I still think GM should kill the Corvette.
My original blog, GM should kill the Corvette, was about automotive technology. The blog has generated a heavy reader response, much of defending the Corvette and its pushrod technology.
I still think the Corvette uses highly-developed but archaic technology. However, the reasons that GM should kill the Corvette have to do with marketing, not with technology.
One of the things contributing to GM's troubles is that its divisions, which had been separate car companies, have lost their brand identity. The GM car you owned, Chevrolet, Pontiac, Oldsmobile, Buick or Cadillac, once made a statement about you that everyone from eight to 80, male or female, understood. You wore that identity like a suit of clothes. That's gone.

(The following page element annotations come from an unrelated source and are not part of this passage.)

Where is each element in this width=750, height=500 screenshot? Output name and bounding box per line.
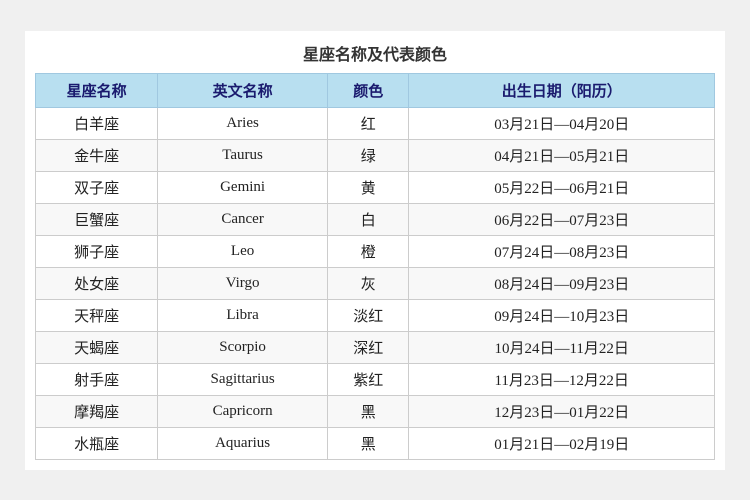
- cell-color: 红: [327, 107, 408, 139]
- cell-en-name: Gemini: [158, 171, 328, 203]
- cell-en-name: Sagittarius: [158, 363, 328, 395]
- table-row: 巨蟹座Cancer白06月22日—07月23日: [36, 203, 715, 235]
- cell-zh-name: 金牛座: [36, 139, 158, 171]
- cell-color: 黑: [327, 395, 408, 427]
- cell-en-name: Taurus: [158, 139, 328, 171]
- cell-color: 紫红: [327, 363, 408, 395]
- cell-color: 橙: [327, 235, 408, 267]
- cell-zh-name: 处女座: [36, 267, 158, 299]
- cell-date: 10月24日—11月22日: [409, 331, 715, 363]
- cell-color: 灰: [327, 267, 408, 299]
- table-row: 摩羯座Capricorn黑12月23日—01月22日: [36, 395, 715, 427]
- header-color: 颜色: [327, 73, 408, 107]
- cell-en-name: Libra: [158, 299, 328, 331]
- main-container: 星座名称及代表颜色 星座名称 英文名称 颜色 出生日期（阳历） 白羊座Aries…: [25, 31, 725, 470]
- cell-zh-name: 双子座: [36, 171, 158, 203]
- cell-en-name: Scorpio: [158, 331, 328, 363]
- table-row: 双子座Gemini黄05月22日—06月21日: [36, 171, 715, 203]
- cell-en-name: Aquarius: [158, 427, 328, 459]
- cell-zh-name: 白羊座: [36, 107, 158, 139]
- header-date: 出生日期（阳历）: [409, 73, 715, 107]
- cell-color: 黄: [327, 171, 408, 203]
- table-row: 金牛座Taurus绿04月21日—05月21日: [36, 139, 715, 171]
- cell-date: 06月22日—07月23日: [409, 203, 715, 235]
- cell-zh-name: 水瓶座: [36, 427, 158, 459]
- header-en-name: 英文名称: [158, 73, 328, 107]
- table-row: 白羊座Aries红03月21日—04月20日: [36, 107, 715, 139]
- header-zh-name: 星座名称: [36, 73, 158, 107]
- cell-en-name: Capricorn: [158, 395, 328, 427]
- cell-zh-name: 巨蟹座: [36, 203, 158, 235]
- cell-date: 12月23日—01月22日: [409, 395, 715, 427]
- cell-color: 绿: [327, 139, 408, 171]
- cell-date: 03月21日—04月20日: [409, 107, 715, 139]
- table-row: 天蝎座Scorpio深红10月24日—11月22日: [36, 331, 715, 363]
- cell-date: 07月24日—08月23日: [409, 235, 715, 267]
- zodiac-table: 星座名称 英文名称 颜色 出生日期（阳历） 白羊座Aries红03月21日—04…: [35, 73, 715, 460]
- cell-color: 白: [327, 203, 408, 235]
- cell-date: 04月21日—05月21日: [409, 139, 715, 171]
- table-body: 白羊座Aries红03月21日—04月20日金牛座Taurus绿04月21日—0…: [36, 107, 715, 459]
- cell-en-name: Cancer: [158, 203, 328, 235]
- table-header-row: 星座名称 英文名称 颜色 出生日期（阳历）: [36, 73, 715, 107]
- table-row: 水瓶座Aquarius黑01月21日—02月19日: [36, 427, 715, 459]
- cell-zh-name: 天秤座: [36, 299, 158, 331]
- cell-color: 深红: [327, 331, 408, 363]
- page-title: 星座名称及代表颜色: [35, 41, 715, 65]
- cell-en-name: Aries: [158, 107, 328, 139]
- cell-zh-name: 射手座: [36, 363, 158, 395]
- cell-color: 黑: [327, 427, 408, 459]
- cell-en-name: Virgo: [158, 267, 328, 299]
- table-row: 处女座Virgo灰08月24日—09月23日: [36, 267, 715, 299]
- cell-date: 01月21日—02月19日: [409, 427, 715, 459]
- table-row: 射手座Sagittarius紫红11月23日—12月22日: [36, 363, 715, 395]
- cell-zh-name: 摩羯座: [36, 395, 158, 427]
- table-row: 天秤座Libra淡红09月24日—10月23日: [36, 299, 715, 331]
- cell-zh-name: 天蝎座: [36, 331, 158, 363]
- cell-color: 淡红: [327, 299, 408, 331]
- cell-date: 09月24日—10月23日: [409, 299, 715, 331]
- cell-zh-name: 狮子座: [36, 235, 158, 267]
- table-row: 狮子座Leo橙07月24日—08月23日: [36, 235, 715, 267]
- cell-date: 11月23日—12月22日: [409, 363, 715, 395]
- cell-date: 05月22日—06月21日: [409, 171, 715, 203]
- cell-en-name: Leo: [158, 235, 328, 267]
- cell-date: 08月24日—09月23日: [409, 267, 715, 299]
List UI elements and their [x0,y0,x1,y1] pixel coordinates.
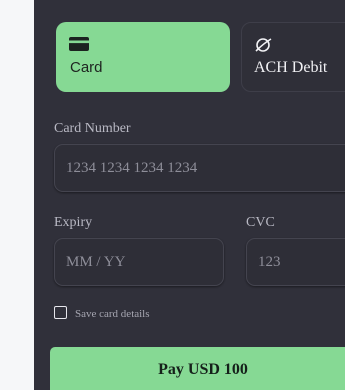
pay-button[interactable]: Pay USD 100 [50,347,345,390]
checkout-page: Card ACH Debit Card Number 1234 1234 123… [0,0,345,390]
tab-card[interactable]: Card [56,22,230,92]
tab-ach-debit[interactable]: ACH Debit [241,22,345,92]
tab-ach-label: ACH Debit [254,59,328,76]
save-card-label: Save card details [75,308,150,320]
bank-icon [254,36,276,52]
cvc-label: CVC [246,215,275,230]
cvc-input[interactable]: 123 [246,238,345,286]
card-number-input[interactable]: 1234 1234 1234 1234 [54,144,345,192]
tab-card-label: Card [70,59,103,76]
save-card-checkbox[interactable] [54,306,67,319]
card-number-label: Card Number [54,121,131,136]
expiry-label: Expiry [54,215,93,230]
credit-card-icon [69,37,91,53]
expiry-input[interactable]: MM / YY [54,238,224,286]
payment-panel: Card ACH Debit Card Number 1234 1234 123… [34,0,345,390]
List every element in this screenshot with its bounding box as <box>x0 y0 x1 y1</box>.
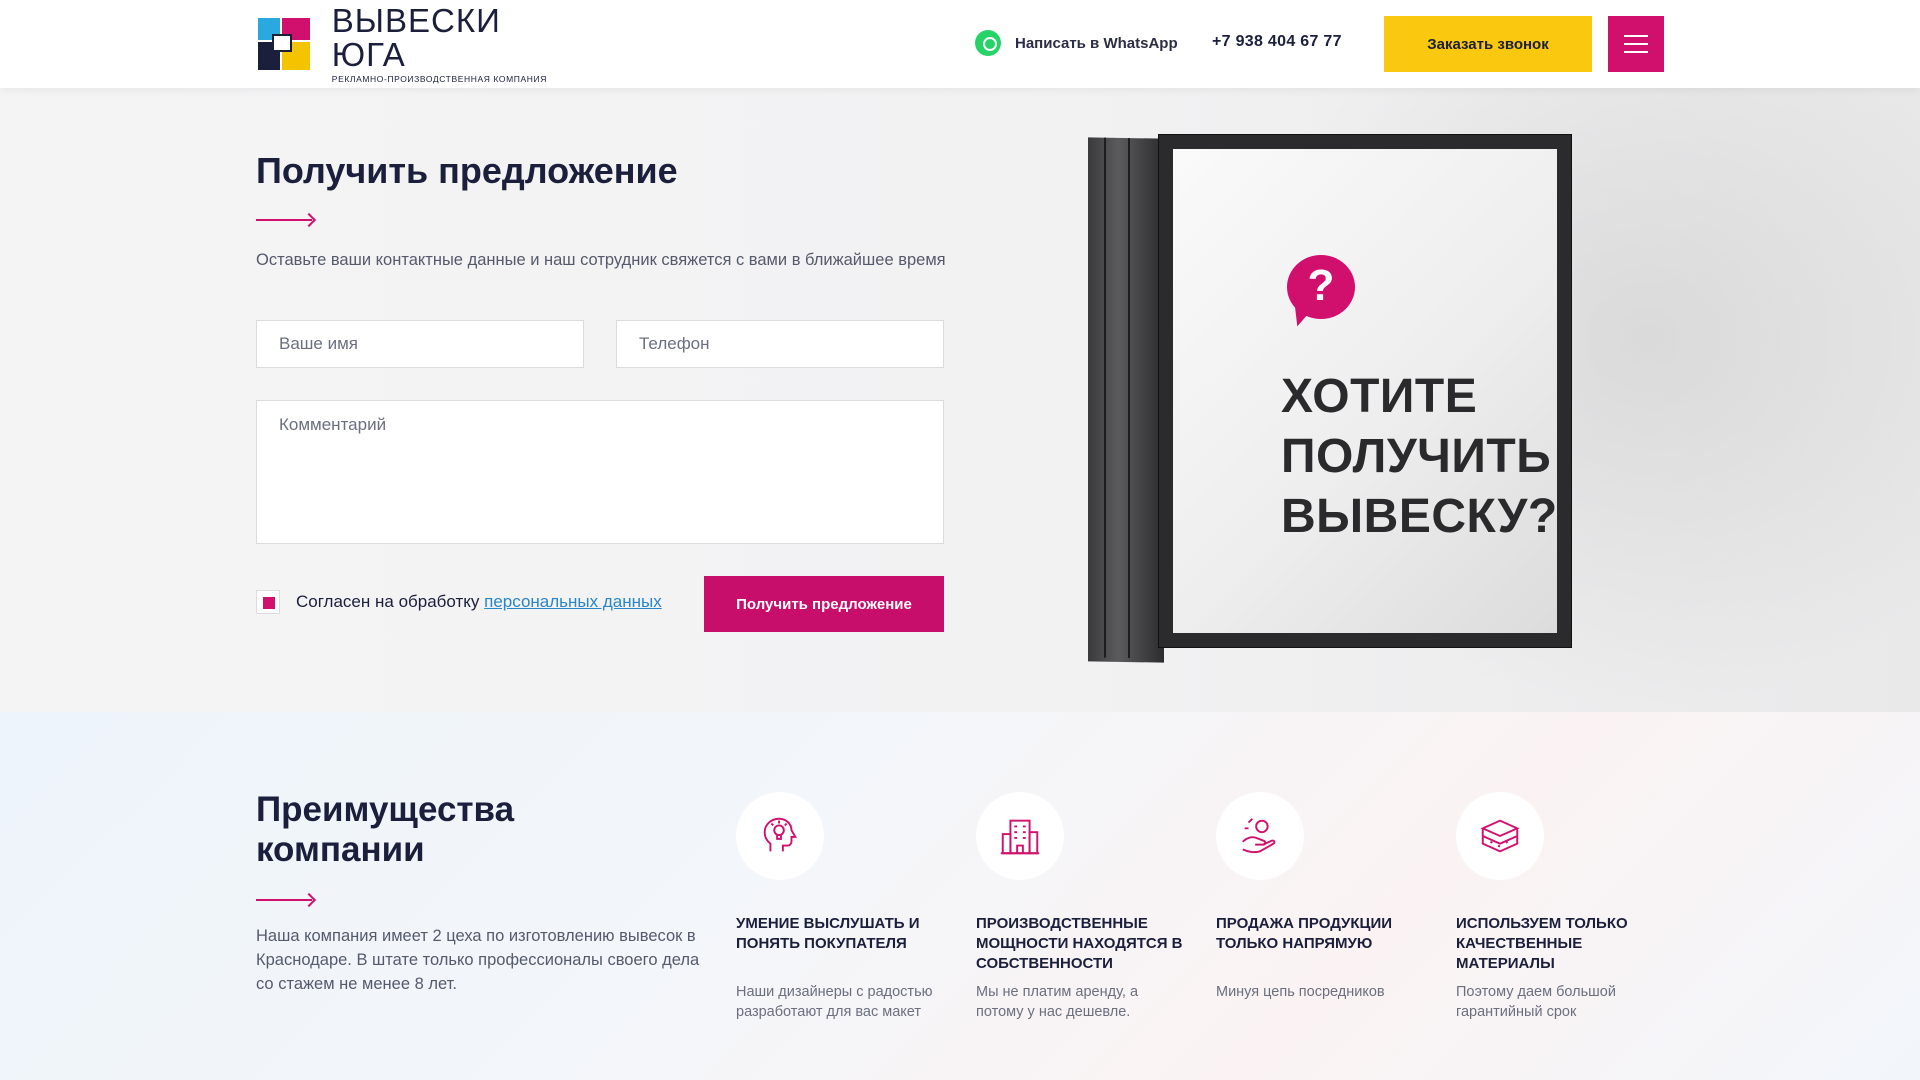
consent-row: Согласен на обработку персональных данны… <box>256 590 662 614</box>
advantage-title: Используем только качественные материалы <box>1456 915 1628 972</box>
advantage-text: Поэтому даем большой гарантийный срок <box>1456 984 1616 1020</box>
phone-link[interactable]: +7 938 404 67 77 <box>1212 33 1342 51</box>
get-offer-button[interactable]: Получить предложение <box>704 576 944 632</box>
menu-button[interactable] <box>1608 16 1664 72</box>
consent-text: Согласен на обработку персональных данны… <box>296 592 662 611</box>
logo-title: ВЫВЕСКИ ЮГА <box>331 2 501 73</box>
whatsapp-label: Написать в WhatsApp <box>1015 34 1178 52</box>
consent-checkbox[interactable] <box>256 590 280 614</box>
arrow-right-icon <box>256 219 312 221</box>
advantages-description: Наша компания имеет 2 цеха по изготовлен… <box>256 927 700 993</box>
advantage-item: Умение выслушать и понять покупателя Наш… <box>736 792 946 1020</box>
hand-money-icon <box>1216 792 1304 880</box>
building-icon <box>976 792 1064 880</box>
material-layers-icon <box>1456 792 1544 880</box>
personal-data-link[interactable]: персональных данных <box>484 592 662 611</box>
advantage-text: Минуя цепь посредников <box>1216 984 1385 1000</box>
callback-button[interactable]: Заказать звонок <box>1384 16 1592 72</box>
offer-section: Получить предложение Оставьте ваши конта… <box>0 88 1920 712</box>
logo-text: ВЫВЕСКИ ЮГА РЕКЛАМНО-ПРОИЗВОДСТВЕННАЯ КО… <box>331 2 566 85</box>
advantage-text: Наши дизайнеры с радостью разработают дл… <box>736 984 933 1020</box>
comment-textarea[interactable] <box>256 400 944 544</box>
advantage-item: Производственные мощности находятся в со… <box>976 792 1186 1020</box>
advantages-section: Преимущества компании Наша компания имее… <box>0 712 1920 1080</box>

Chevrolet's became nearly as big and heavy as Cadillacs: same size engines, same feature sets.
Smaller Chevrolets were badge-engineered to sell as Oldsmobiles, Pontiacs, Buicks or Cadillacs, cheapening those brands.
Executives decided that it would be more economical to make one V-8 for several different divisions. A Pontiac might actually have a Chevrolet engine. In the minds of the decision makers, however, the Chevrolet engine was just as good as a Pontiac engine would have been. Who would care?
I once told a GM manager that the Cadillac Cimarron was a terrible car that did not come close to a BMW by any measure. His response: "Our customers don't know that. They'll buy it because it's a Cadillac." That kind of thinking ruins brands.